Hi electricfeel here with your requested review.
First, let me start by saying I really like the premise of this story. It feels really unique and it's an interesting time period. It also feels like a very adult story which, in my opinion, makes it all the more intriguing. As a reader, I know you will have a lot more freedom when it comes to your OC's antics; you can make them shocking, outrageous or memorable and that's exciting.
As for your OCs, I really like the narrator, Evie. I feel she will be a very complex and deep character, mainly through your writing in this chapter. But, I like that about her, despite living a life that many might deem to be shallow, she is actually a very layered character, I'm extremely interested to see how she develops.
Now, your style of writing can at points be utterly beautiful; the first few paragraphs for example, the descriptions of the morning after silence, the descriptions of her watching them in front of her and again at the sea. And then, at other points it feels slightly rushed. For example, the scene where they are playing in the sea, I feel you went on a little too long. I feel your whole style of writing changed here, which felt a little disappointing because your writing is beautiful! You are really fantastic at showing instead of telling, there were times were I was completely lost in your writing. Because you do have a real talent, you just need to play to your strengths because that is when your story truly comes alive. Another example of this comes with the dialogue after the party, again, it felt a little rushed too, yet the dialogue towards the end flowed perfectly. It seems in that last bit of dialogue you added a lot more descriptive narrative, I think that's whats missing from the conversation after the party.

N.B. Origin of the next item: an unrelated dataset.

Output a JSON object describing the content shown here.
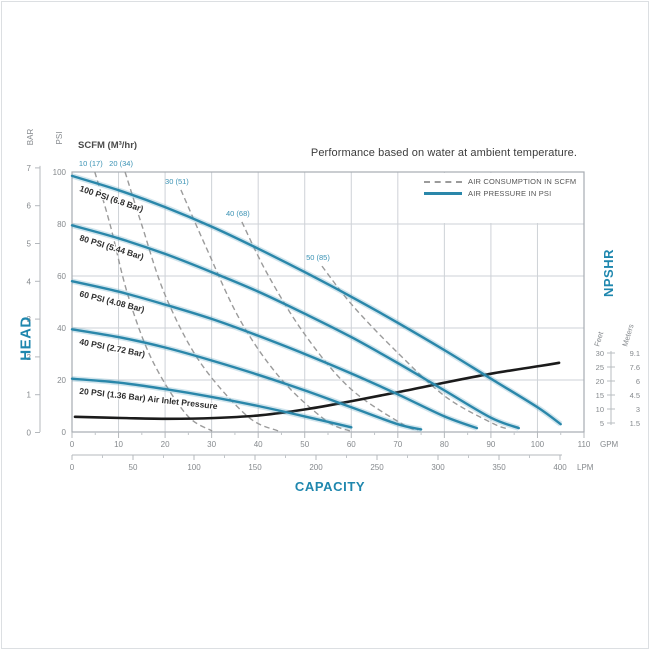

And, I must say, your descriptions are really another real strength. It's all so vibrant; I can see the colours and the beauty, I really, really loved your descriptions.
You asked if there was anything endearing that would make readers want to keep reading and the answer is yes, there's plenty. For a start, all of your characters are great. Evie is interesting (as I've mentioned) the male characters seem fun yet we're getting hints that they may be quite different, and the friendship between Clara and Evie is incredibly endearing. But there's also you! And your style of writing! You really are a fantastic writer. Genuinely, you have a real talent. It just feels at times like you're losing your way a little. I feel like I want to tell you to take a deep breath and have a little more faith in yourself!

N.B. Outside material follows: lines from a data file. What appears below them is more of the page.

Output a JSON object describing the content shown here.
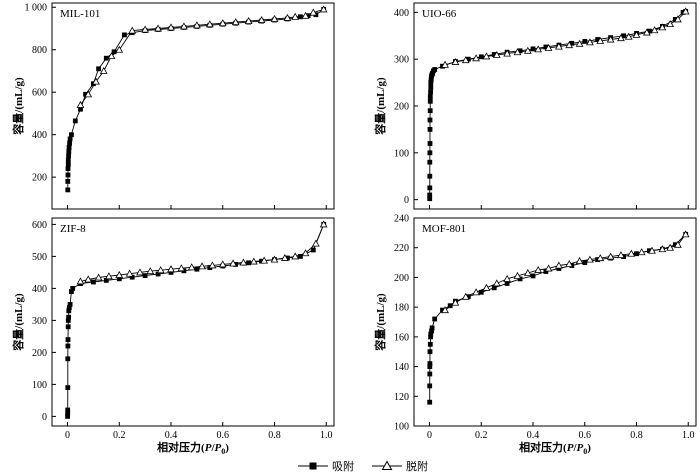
{
  "figure": {
    "xlabel_prefix": "相对压力(",
    "xlabel_p": "P",
    "xlabel_slash": "/",
    "xlabel_p0": "P",
    "xlabel_sub": "0",
    "xlabel_suffix": ")",
    "ylabel": "容量/(mL/g)"
  },
  "legend": {
    "adsorption": "吸附",
    "desorption": "脱附"
  },
  "colors": {
    "line": "#000000",
    "frame": "#000000",
    "background": "#ffffff"
  },
  "chart_data": [
    {
      "type": "line",
      "title": "MIL-101",
      "xlim": [
        -0.06,
        1.03
      ],
      "ylim": [
        50,
        1020
      ],
      "yticks": [
        200,
        400,
        600,
        800,
        1000
      ],
      "yticklabels": [
        "200",
        "400",
        "600",
        "800",
        "1 000"
      ],
      "xticks": [
        0,
        0.2,
        0.4,
        0.6,
        0.8,
        1.0
      ],
      "xticklabels": [],
      "series": [
        {
          "name": "吸附",
          "marker": "square",
          "x": [
            0.001,
            0.001,
            0.002,
            0.002,
            0.003,
            0.003,
            0.004,
            0.005,
            0.006,
            0.008,
            0.01,
            0.015,
            0.03,
            0.05,
            0.07,
            0.1,
            0.12,
            0.15,
            0.18,
            0.22,
            0.25,
            0.3,
            0.35,
            0.4,
            0.45,
            0.5,
            0.55,
            0.6,
            0.65,
            0.7,
            0.75,
            0.8,
            0.85,
            0.9,
            0.93,
            0.96,
            0.99
          ],
          "y": [
            140,
            180,
            210,
            240,
            260,
            280,
            300,
            320,
            340,
            360,
            380,
            400,
            465,
            520,
            590,
            640,
            710,
            760,
            790,
            870,
            880,
            890,
            895,
            900,
            905,
            910,
            915,
            920,
            925,
            930,
            935,
            940,
            945,
            955,
            960,
            965,
            990
          ]
        },
        {
          "name": "脱附",
          "marker": "triangle",
          "x": [
            0.99,
            0.95,
            0.92,
            0.88,
            0.85,
            0.8,
            0.75,
            0.7,
            0.65,
            0.6,
            0.55,
            0.5,
            0.45,
            0.4,
            0.35,
            0.3,
            0.25,
            0.2,
            0.17,
            0.14,
            0.11,
            0.08,
            0.05
          ],
          "y": [
            990,
            975,
            960,
            955,
            950,
            945,
            940,
            935,
            930,
            925,
            920,
            915,
            910,
            905,
            900,
            895,
            890,
            800,
            770,
            700,
            650,
            590,
            540
          ]
        }
      ]
    },
    {
      "type": "line",
      "title": "UIO-66",
      "xlim": [
        -0.06,
        1.03
      ],
      "ylim": [
        -20,
        420
      ],
      "yticks": [
        0,
        100,
        200,
        300,
        400
      ],
      "yticklabels": [
        "0",
        "100",
        "200",
        "300",
        "400"
      ],
      "xticks": [
        0,
        0.2,
        0.4,
        0.6,
        0.8,
        1.0
      ],
      "xticklabels": [],
      "series": [
        {
          "name": "吸附",
          "marker": "square",
          "x": [
            0.0005,
            0.0008,
            0.001,
            0.001,
            0.0012,
            0.0015,
            0.0018,
            0.002,
            0.002,
            0.0025,
            0.003,
            0.003,
            0.004,
            0.005,
            0.005,
            0.006,
            0.007,
            0.008,
            0.01,
            0.012,
            0.015,
            0.02,
            0.05,
            0.1,
            0.15,
            0.2,
            0.25,
            0.3,
            0.35,
            0.4,
            0.45,
            0.5,
            0.55,
            0.6,
            0.65,
            0.7,
            0.75,
            0.8,
            0.85,
            0.9,
            0.95,
            0.98,
            0.99
          ],
          "y": [
            2,
            10,
            25,
            50,
            80,
            100,
            120,
            150,
            170,
            190,
            210,
            220,
            230,
            240,
            250,
            255,
            260,
            265,
            268,
            270,
            275,
            278,
            285,
            295,
            300,
            305,
            310,
            315,
            318,
            322,
            326,
            330,
            334,
            338,
            342,
            346,
            350,
            355,
            360,
            370,
            385,
            400,
            402
          ]
        },
        {
          "name": "脱附",
          "marker": "triangle",
          "x": [
            0.99,
            0.96,
            0.93,
            0.9,
            0.87,
            0.84,
            0.8,
            0.77,
            0.74,
            0.7,
            0.66,
            0.62,
            0.58,
            0.54,
            0.5,
            0.46,
            0.42,
            0.38,
            0.34,
            0.3,
            0.26,
            0.22,
            0.18,
            0.14,
            0.1,
            0.06
          ],
          "y": [
            402,
            385,
            375,
            368,
            362,
            357,
            352,
            348,
            345,
            342,
            339,
            336,
            333,
            330,
            327,
            324,
            321,
            318,
            315,
            312,
            309,
            306,
            302,
            298,
            294,
            288
          ]
        }
      ]
    },
    {
      "type": "line",
      "title": "ZIF-8",
      "xlim": [
        -0.06,
        1.03
      ],
      "ylim": [
        -30,
        620
      ],
      "yticks": [
        0,
        100,
        200,
        300,
        400,
        500,
        600
      ],
      "yticklabels": [
        "0",
        "100",
        "200",
        "300",
        "400",
        "500",
        "600"
      ],
      "xticks": [
        0,
        0.2,
        0.4,
        0.6,
        0.8,
        1.0
      ],
      "xticklabels": [
        "0",
        "0.2",
        "0.4",
        "0.6",
        "0.8",
        "1.0"
      ],
      "series": [
        {
          "name": "吸附",
          "marker": "square",
          "x": [
            0.0003,
            0.0005,
            0.0008,
            0.001,
            0.0012,
            0.0015,
            0.002,
            0.0025,
            0.003,
            0.004,
            0.005,
            0.007,
            0.01,
            0.015,
            0.02,
            0.05,
            0.1,
            0.15,
            0.2,
            0.25,
            0.3,
            0.35,
            0.4,
            0.45,
            0.5,
            0.55,
            0.6,
            0.65,
            0.7,
            0.75,
            0.8,
            0.85,
            0.9,
            0.95,
            0.99
          ],
          "y": [
            0,
            10,
            20,
            90,
            180,
            220,
            240,
            280,
            300,
            310,
            330,
            340,
            350,
            390,
            400,
            415,
            420,
            425,
            430,
            435,
            440,
            445,
            450,
            455,
            460,
            465,
            470,
            475,
            480,
            485,
            490,
            495,
            500,
            520,
            600
          ]
        },
        {
          "name": "脱附",
          "marker": "triangle",
          "x": [
            0.99,
            0.96,
            0.92,
            0.88,
            0.84,
            0.8,
            0.76,
            0.72,
            0.68,
            0.64,
            0.6,
            0.56,
            0.52,
            0.48,
            0.44,
            0.4,
            0.36,
            0.32,
            0.28,
            0.24,
            0.2,
            0.16,
            0.12,
            0.08,
            0.05
          ],
          "y": [
            600,
            540,
            510,
            500,
            495,
            490,
            487,
            484,
            481,
            478,
            475,
            472,
            469,
            466,
            463,
            460,
            457,
            454,
            450,
            446,
            442,
            438,
            434,
            428,
            422
          ]
        }
      ]
    },
    {
      "type": "line",
      "title": "MOF-801",
      "xlim": [
        -0.06,
        1.03
      ],
      "ylim": [
        100,
        240
      ],
      "yticks": [
        100,
        120,
        140,
        160,
        180,
        200,
        220,
        240
      ],
      "yticklabels": [
        "100",
        "120",
        "140",
        "160",
        "180",
        "200",
        "220",
        "240"
      ],
      "xticks": [
        0,
        0.2,
        0.4,
        0.6,
        0.8,
        1.0
      ],
      "xticklabels": [
        "0",
        "0.2",
        "0.4",
        "0.6",
        "0.8",
        "1.0"
      ],
      "series": [
        {
          "name": "吸附",
          "marker": "square",
          "x": [
            0.0005,
            0.0008,
            0.001,
            0.0012,
            0.0015,
            0.002,
            0.003,
            0.004,
            0.005,
            0.008,
            0.01,
            0.02,
            0.05,
            0.08,
            0.1,
            0.15,
            0.2,
            0.25,
            0.3,
            0.35,
            0.4,
            0.45,
            0.5,
            0.55,
            0.6,
            0.65,
            0.7,
            0.75,
            0.8,
            0.85,
            0.9,
            0.95,
            0.99
          ],
          "y": [
            116,
            127,
            135,
            140,
            142,
            150,
            155,
            160,
            162,
            164,
            166,
            172,
            178,
            181,
            184,
            187,
            190,
            193,
            196,
            199,
            201,
            204,
            206,
            208,
            210,
            212,
            213,
            214,
            216,
            218,
            219,
            222,
            229
          ]
        },
        {
          "name": "脱附",
          "marker": "triangle",
          "x": [
            0.99,
            0.96,
            0.93,
            0.9,
            0.86,
            0.82,
            0.78,
            0.74,
            0.7,
            0.66,
            0.62,
            0.58,
            0.54,
            0.5,
            0.46,
            0.42,
            0.38,
            0.34,
            0.3,
            0.26,
            0.22,
            0.18,
            0.14,
            0.1,
            0.06
          ],
          "y": [
            229,
            222,
            220,
            219,
            218,
            217,
            216,
            215,
            214,
            213,
            212,
            211,
            209,
            208,
            206,
            205,
            203,
            201,
            199,
            196,
            193,
            190,
            187,
            183,
            178
          ]
        }
      ]
    }
  ]
}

Hope this review helped, and I hope to see your requesting again soon ;)
P.S - I've added this to my favourites to keep an eye on it :)
Author's Response: Firstly, I feel as though I might mention this is the second time I've written this reply, haha, a slight mac-spaz attack managed to lose the first. So this might be a bit patchy, if I think I've already said something that I actually haven't? I'll do my best.
First off, I can't tell you how incredibly grateful I am. This review is one of the loveliest I've laid eyes on, and I can almost promise you've made my soul sing. It's so so lovely, because it feels like you've truly understood my approach, I think. Usually with my writing, I think people get annoyed because it's a bit floral, but I can't help it-the words can be just as attractive as the thing they're describing, and if someone is willing to just sort of dive in...Ah, it makes me happy that you could, anyway =D
This will be a mess, I'm sorry-but I hope I cover everything you touched. I think your mild concrit is what's made me feel the most lightheaded, because every bit you've mentioned, I already sort of stared at those paragraphs with vague distaste. The ocean scene was incredibly hard for me to cough out-it was serious splutters, over a period of time..and then I'd go back and poke it around a bit..and bleh.
That leads me to the morning after silence-I'm thrilled it caught you a little-it's one of my favourite snips, and unlike the ocean, I can't seem to change a single word if I fancy it-it's so solidly become it's own..little piece. I don't even know if it's mine anymore, haha.
I'm rambling to buggary, but honestly. This is ridiculously encouraging, and I can't thank you enough. To hear that you're fond of my floristry gives me some courage to have a look through my text and add some more to the bits that might lack-people who dislike description will run away from the very first paragraph anyway-so I shouldn't care to cater to them too much, aha.
I'll stop myself here-with a firm promise I'll be back with another request as soon as you're free =] You've earned the place as my writing-self-esteem-angel, or something of the sort. Thankyou lovely, very much indeed.